Þóra respiró más tranquila al quedarse sola, y su alegría se vio aumentada cuando anunciaron que en breves momentos partiría el avión para Reikiavik. Se levantó para buscar a Bella en la explanada del aeropuerto, y la vio apoyada en la escultura conmemorativa de la visita a Islandia de Gorbachov y Reagan, dejando escapar una nube de humo detrás de otra.
– Vamos -dijo Þóra-. No podemos perder el avión.
– No se irá -dijo Bella encantada consigo misma, pero dio la última calada y luego apagó el cigarrillo. Señaló la escultura y la placa con la inscripción-. ¿Quiénes son estos tipos?
– Vamos -dijo Þóra, que no tenía ganas de explicarle la historia que había detrás del encuentro de los dos líderes mundiales, eran unos jefazos que ya no le importan a nadie. Þóra se apresuró a entrar e incluso mantuvo la puerta abierta para que la secretaria entrase también. Aun así, fueron las últimas en entrar en el avión y ocupar sus asientos. Nada más abrocharse el cinturón de seguridad, Þóra sacó los cuadernos.
– ¿Qué es eso? -preguntó Bella con un gesto de extrañeza al ver en manos de Þóra aquellos cuadernos de diferentes colores y un tanto estropeados por las esquinas.

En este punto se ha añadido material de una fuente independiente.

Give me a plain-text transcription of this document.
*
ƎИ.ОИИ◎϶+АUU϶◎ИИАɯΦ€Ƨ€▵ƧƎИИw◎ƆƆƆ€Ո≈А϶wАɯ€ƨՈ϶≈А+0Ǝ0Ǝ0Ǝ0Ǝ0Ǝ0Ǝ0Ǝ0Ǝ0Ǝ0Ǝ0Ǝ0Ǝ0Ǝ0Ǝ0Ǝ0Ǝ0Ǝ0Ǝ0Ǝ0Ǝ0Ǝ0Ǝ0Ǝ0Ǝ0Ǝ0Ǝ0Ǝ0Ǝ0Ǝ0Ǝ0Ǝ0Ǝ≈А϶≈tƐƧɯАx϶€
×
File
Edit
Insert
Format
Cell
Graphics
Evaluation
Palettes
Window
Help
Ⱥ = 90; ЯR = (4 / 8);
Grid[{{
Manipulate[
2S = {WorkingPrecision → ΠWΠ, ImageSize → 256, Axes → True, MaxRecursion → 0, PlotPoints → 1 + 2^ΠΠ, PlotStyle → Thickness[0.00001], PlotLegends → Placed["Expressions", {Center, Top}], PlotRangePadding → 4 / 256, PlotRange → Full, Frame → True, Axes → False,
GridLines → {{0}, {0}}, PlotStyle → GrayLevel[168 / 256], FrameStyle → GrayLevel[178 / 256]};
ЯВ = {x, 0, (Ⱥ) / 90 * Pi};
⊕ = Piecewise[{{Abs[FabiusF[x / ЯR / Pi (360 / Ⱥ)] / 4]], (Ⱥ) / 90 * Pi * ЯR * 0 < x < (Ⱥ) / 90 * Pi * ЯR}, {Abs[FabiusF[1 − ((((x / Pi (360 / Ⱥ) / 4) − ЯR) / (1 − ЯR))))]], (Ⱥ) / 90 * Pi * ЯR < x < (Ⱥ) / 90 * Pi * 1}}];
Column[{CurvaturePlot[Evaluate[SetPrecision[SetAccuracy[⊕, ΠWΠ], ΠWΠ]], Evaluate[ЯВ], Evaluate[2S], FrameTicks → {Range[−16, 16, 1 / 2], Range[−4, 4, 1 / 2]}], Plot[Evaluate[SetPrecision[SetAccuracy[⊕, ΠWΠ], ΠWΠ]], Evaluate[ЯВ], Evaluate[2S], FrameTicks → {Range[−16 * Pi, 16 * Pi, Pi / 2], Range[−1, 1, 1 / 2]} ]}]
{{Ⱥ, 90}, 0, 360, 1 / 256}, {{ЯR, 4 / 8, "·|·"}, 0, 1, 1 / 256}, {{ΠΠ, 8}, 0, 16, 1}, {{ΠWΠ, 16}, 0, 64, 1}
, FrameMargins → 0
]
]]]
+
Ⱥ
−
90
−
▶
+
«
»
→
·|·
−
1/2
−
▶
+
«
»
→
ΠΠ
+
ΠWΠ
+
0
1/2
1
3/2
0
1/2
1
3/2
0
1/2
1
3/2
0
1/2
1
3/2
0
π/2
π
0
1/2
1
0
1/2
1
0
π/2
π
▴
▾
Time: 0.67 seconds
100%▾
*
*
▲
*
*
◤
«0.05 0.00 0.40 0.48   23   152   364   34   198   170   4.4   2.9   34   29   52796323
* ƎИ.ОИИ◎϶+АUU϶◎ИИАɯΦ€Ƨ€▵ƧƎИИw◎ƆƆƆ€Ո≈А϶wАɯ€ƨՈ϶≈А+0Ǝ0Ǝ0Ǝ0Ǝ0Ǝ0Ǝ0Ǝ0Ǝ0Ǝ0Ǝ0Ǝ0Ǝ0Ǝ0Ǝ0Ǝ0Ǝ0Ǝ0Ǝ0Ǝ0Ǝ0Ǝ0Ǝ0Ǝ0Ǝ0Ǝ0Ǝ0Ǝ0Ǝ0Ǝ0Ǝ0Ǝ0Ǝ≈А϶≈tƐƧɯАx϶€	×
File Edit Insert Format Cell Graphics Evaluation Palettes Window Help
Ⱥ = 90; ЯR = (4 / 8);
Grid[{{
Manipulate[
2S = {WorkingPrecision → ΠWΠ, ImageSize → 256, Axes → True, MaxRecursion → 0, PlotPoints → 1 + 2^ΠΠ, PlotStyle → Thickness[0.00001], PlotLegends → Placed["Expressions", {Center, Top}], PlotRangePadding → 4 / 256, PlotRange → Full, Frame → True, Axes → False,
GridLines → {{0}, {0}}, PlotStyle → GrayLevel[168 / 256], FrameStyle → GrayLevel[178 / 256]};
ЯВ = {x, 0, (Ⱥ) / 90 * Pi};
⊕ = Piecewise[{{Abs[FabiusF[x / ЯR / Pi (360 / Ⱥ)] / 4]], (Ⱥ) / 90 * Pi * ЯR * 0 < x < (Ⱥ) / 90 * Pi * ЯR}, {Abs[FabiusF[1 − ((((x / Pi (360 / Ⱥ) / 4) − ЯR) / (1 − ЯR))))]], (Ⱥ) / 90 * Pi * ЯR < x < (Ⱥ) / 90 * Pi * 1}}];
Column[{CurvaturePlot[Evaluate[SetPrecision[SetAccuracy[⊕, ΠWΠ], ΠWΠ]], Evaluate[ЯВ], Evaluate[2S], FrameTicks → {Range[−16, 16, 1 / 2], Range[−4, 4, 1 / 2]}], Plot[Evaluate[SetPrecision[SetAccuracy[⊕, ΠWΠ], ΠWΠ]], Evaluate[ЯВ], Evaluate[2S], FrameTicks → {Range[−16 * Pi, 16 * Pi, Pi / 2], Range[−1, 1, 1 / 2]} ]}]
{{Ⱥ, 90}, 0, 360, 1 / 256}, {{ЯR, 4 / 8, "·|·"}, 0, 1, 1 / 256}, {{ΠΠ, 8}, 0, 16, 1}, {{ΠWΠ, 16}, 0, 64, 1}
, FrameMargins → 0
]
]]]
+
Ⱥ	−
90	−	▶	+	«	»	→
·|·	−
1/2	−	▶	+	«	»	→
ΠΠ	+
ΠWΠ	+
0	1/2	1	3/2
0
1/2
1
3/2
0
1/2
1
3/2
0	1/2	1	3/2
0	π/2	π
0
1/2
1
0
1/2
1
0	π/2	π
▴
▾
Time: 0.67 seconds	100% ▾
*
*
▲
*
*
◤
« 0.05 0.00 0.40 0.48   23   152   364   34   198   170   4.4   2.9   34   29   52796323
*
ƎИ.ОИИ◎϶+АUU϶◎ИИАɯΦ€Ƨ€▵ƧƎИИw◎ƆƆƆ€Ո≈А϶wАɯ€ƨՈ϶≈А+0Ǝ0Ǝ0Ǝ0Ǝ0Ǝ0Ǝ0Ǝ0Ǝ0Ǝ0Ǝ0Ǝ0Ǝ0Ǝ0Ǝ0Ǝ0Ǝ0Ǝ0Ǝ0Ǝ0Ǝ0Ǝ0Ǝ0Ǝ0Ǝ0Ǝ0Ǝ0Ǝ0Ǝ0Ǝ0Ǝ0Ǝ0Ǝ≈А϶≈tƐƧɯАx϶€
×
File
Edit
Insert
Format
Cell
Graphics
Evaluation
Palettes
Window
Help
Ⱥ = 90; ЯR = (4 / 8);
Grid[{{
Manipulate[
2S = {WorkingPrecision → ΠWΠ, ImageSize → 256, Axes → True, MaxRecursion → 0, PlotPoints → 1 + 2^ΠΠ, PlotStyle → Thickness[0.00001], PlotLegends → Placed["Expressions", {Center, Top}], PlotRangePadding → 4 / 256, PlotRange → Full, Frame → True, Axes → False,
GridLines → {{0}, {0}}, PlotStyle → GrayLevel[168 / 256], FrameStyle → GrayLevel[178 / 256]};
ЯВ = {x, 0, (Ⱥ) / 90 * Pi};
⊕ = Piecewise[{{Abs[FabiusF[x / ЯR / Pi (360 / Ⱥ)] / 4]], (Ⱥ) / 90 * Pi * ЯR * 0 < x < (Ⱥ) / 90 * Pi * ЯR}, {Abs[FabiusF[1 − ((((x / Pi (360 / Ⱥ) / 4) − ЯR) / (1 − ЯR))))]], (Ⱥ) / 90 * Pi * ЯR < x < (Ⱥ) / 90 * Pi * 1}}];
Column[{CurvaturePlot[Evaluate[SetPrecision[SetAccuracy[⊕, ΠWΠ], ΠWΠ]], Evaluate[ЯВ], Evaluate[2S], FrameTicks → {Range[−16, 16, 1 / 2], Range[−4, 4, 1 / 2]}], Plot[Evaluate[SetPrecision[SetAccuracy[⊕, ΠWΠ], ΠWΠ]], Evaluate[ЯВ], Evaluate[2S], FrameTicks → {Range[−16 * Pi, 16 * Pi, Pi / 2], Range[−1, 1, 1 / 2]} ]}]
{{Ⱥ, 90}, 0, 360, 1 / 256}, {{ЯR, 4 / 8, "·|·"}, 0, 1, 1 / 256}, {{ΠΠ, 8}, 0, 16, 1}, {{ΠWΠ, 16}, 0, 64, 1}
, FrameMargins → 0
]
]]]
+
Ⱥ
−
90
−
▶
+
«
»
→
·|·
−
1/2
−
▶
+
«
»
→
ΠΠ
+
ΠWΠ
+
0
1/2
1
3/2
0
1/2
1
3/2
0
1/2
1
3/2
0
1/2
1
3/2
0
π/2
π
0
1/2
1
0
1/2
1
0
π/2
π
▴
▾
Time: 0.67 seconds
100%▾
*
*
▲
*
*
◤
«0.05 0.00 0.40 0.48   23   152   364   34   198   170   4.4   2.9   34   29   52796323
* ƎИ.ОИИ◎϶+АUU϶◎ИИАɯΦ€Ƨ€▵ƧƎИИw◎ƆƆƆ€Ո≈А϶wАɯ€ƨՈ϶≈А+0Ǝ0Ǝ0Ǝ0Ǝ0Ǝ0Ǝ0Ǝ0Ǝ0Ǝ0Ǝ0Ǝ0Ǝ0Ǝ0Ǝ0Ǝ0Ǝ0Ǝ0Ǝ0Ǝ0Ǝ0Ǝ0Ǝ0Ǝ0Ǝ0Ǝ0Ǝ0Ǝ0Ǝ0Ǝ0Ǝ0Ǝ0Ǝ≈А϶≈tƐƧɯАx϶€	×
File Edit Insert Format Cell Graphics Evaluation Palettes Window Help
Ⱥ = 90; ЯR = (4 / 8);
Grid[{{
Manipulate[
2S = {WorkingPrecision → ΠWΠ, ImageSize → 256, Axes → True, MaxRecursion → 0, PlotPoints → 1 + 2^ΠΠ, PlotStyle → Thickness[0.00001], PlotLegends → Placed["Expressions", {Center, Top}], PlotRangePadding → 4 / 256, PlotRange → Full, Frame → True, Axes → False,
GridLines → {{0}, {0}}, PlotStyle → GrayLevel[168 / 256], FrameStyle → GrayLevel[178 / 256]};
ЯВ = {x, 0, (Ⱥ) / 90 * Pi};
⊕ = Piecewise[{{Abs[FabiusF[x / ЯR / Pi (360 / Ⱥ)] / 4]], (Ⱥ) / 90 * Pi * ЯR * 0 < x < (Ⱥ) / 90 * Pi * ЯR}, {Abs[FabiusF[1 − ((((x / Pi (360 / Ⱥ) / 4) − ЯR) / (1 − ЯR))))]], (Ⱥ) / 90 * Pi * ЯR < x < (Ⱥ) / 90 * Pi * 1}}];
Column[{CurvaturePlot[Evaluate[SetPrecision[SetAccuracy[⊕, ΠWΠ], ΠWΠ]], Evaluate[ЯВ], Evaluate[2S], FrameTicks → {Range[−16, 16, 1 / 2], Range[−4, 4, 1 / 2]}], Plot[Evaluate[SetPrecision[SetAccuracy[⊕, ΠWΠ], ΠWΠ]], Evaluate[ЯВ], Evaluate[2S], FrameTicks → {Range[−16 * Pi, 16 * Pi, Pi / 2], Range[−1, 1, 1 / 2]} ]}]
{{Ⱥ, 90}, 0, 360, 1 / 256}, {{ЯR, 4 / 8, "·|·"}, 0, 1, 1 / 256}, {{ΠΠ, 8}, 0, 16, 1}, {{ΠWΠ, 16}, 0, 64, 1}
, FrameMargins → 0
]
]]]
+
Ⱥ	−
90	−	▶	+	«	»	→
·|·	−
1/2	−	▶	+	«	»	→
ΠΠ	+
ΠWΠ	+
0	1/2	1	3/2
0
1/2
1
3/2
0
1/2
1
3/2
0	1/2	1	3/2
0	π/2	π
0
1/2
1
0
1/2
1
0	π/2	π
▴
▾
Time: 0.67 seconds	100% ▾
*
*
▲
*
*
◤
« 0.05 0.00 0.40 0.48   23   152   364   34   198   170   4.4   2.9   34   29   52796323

Frunció sus cejas pintadas de oscuro-. ¿Diarios? -dijo al momento-. De pequeña yo también tenía de esos. ¿De quién son?
Aunque ya hubiera llovido desde la visita de Reagan y Gorbachov, al parecer la vida seguía igual generación tras generación. Þóra también había tenido un diario muy parecido al que estaba en lo más alto del montón.